Hayley has been facilitating movement and co-creative enquiries within diverse communities for 17 years.
This has taken the form of movement based support groups for the general community, as well as specific groups for women.
In her one-to-one practice, she has worked with young adults in the Royal Edinburgh Hospital and those in the community dealing with anxiety, depression, eating disorders, chronic fatigue, bi-polar disorder, pelvic floor health and other structural and functional issues. She continues to do this through Movement Therapy.
In Scotland she developed a movement mentorship programme called ‘Girls Allowed’ for pre-teen girls to support them in transitioning times.
She is now based in Totnes, South Devon.
Hayley’s approach is creative and enquiry based, tailored to the needs of each group or individual. She draws heavily upon the principles of Authentic Movement and the work of Miranda Tufnell, Andrea Olsen and Emily Conrad, as well as other somatic movement modalities, gentle yoga, voice work and embodied relaxation.
Hayley is a qualified trauma sensitive Yoga Therapist, specialising in yoga therapeutics for women as well as for mental health and wellbeing. She continues to utilise these tools in her one-to-one work through Movement Therapy.
Hayley began exploring yoga and meditation as a child, which led her to spend 5 years living in India and Thailand studying within yogic and mindfulness traditions.

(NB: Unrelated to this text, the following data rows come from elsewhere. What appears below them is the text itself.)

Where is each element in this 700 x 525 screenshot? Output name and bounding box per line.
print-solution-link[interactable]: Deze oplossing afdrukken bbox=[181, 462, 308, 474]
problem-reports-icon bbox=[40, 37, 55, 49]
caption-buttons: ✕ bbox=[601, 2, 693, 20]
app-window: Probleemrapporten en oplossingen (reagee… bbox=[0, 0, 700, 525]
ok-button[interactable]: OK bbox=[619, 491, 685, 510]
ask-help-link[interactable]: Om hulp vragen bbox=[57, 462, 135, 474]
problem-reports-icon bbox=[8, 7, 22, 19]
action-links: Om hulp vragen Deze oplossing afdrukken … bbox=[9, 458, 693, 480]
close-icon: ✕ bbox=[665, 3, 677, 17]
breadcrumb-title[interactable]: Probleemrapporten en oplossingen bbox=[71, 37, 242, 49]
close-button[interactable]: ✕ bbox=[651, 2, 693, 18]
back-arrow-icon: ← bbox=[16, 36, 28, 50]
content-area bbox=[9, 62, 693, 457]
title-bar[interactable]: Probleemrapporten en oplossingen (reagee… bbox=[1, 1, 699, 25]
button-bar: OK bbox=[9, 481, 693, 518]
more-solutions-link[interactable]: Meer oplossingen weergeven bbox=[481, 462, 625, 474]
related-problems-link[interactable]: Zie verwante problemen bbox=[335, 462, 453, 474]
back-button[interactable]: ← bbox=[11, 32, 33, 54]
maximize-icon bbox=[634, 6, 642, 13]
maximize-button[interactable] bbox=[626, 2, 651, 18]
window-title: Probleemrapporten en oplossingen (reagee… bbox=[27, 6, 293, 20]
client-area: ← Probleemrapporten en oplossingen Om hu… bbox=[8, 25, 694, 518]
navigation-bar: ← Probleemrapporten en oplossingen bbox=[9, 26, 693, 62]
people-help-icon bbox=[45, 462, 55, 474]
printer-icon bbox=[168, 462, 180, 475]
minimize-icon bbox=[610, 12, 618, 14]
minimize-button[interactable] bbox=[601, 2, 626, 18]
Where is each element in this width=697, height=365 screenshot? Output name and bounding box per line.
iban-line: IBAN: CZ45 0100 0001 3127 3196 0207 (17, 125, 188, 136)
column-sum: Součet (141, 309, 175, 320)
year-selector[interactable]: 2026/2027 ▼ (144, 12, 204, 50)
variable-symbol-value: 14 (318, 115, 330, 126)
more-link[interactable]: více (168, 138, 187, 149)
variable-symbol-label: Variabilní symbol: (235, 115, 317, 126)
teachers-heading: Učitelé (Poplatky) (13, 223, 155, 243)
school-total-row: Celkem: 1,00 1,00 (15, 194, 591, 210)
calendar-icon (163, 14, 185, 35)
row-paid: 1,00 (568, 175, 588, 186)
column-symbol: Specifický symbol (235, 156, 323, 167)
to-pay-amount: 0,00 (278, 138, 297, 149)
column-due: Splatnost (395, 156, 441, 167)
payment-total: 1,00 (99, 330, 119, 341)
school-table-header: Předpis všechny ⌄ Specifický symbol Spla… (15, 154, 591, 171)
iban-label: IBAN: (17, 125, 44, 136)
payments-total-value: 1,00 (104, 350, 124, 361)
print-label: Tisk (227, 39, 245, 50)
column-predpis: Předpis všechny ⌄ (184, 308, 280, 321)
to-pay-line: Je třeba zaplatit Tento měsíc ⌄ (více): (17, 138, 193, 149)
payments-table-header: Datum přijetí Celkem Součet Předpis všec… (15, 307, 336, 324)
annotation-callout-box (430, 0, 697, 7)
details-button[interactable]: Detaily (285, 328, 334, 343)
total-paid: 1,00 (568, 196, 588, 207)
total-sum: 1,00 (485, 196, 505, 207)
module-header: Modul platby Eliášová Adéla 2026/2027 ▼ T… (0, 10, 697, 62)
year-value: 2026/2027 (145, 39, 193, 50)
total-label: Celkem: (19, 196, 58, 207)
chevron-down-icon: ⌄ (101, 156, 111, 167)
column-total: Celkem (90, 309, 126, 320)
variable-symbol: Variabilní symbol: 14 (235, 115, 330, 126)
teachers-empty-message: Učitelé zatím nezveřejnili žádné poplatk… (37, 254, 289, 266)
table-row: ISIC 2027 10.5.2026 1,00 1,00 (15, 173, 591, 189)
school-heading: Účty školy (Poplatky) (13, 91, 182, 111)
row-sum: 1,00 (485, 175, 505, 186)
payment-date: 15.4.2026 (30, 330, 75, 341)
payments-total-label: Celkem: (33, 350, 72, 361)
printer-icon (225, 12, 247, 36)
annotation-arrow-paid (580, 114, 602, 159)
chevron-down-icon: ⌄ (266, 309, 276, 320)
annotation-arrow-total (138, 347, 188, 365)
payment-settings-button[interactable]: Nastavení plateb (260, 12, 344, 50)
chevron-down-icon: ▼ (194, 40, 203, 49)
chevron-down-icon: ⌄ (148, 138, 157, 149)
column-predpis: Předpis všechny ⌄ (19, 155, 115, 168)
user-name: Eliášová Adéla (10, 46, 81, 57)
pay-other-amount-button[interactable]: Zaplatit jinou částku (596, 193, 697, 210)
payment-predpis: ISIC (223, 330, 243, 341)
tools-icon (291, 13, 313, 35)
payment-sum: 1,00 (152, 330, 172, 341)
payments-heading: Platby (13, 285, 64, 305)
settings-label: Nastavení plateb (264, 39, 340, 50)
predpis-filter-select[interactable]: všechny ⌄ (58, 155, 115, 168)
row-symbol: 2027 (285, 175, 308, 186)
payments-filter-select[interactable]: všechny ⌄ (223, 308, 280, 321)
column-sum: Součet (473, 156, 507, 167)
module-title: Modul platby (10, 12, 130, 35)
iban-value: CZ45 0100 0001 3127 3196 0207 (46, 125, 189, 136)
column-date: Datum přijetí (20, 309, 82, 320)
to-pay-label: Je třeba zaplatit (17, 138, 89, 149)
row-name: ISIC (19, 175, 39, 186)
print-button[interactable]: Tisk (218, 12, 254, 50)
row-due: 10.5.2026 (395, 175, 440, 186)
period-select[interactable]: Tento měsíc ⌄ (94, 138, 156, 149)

Alongside yoga practice flourishes the intuitive world of her expressive body through dance and somatic movement. Hayley has been traversing the world of conscious dance and somatics for 18 years.
She has completed a Post Graduate Diploma in Dance and Somatic Wellbeing through UCLAN and continues to receive mentoring in somatic practice.
Hayley loves to move in nature, as nature, and is deeply influenced by the natural world in how she approaches movement as well as how embodiment can offer a resource for deepening our interconnection with our natural world.
Her practice is rooted in an understanding that body and earth are made of the same stuff. We are part of this living system that is inclusive of our humanity. Living this has implications on the ethics of her practice, which are committed to the health of our planet.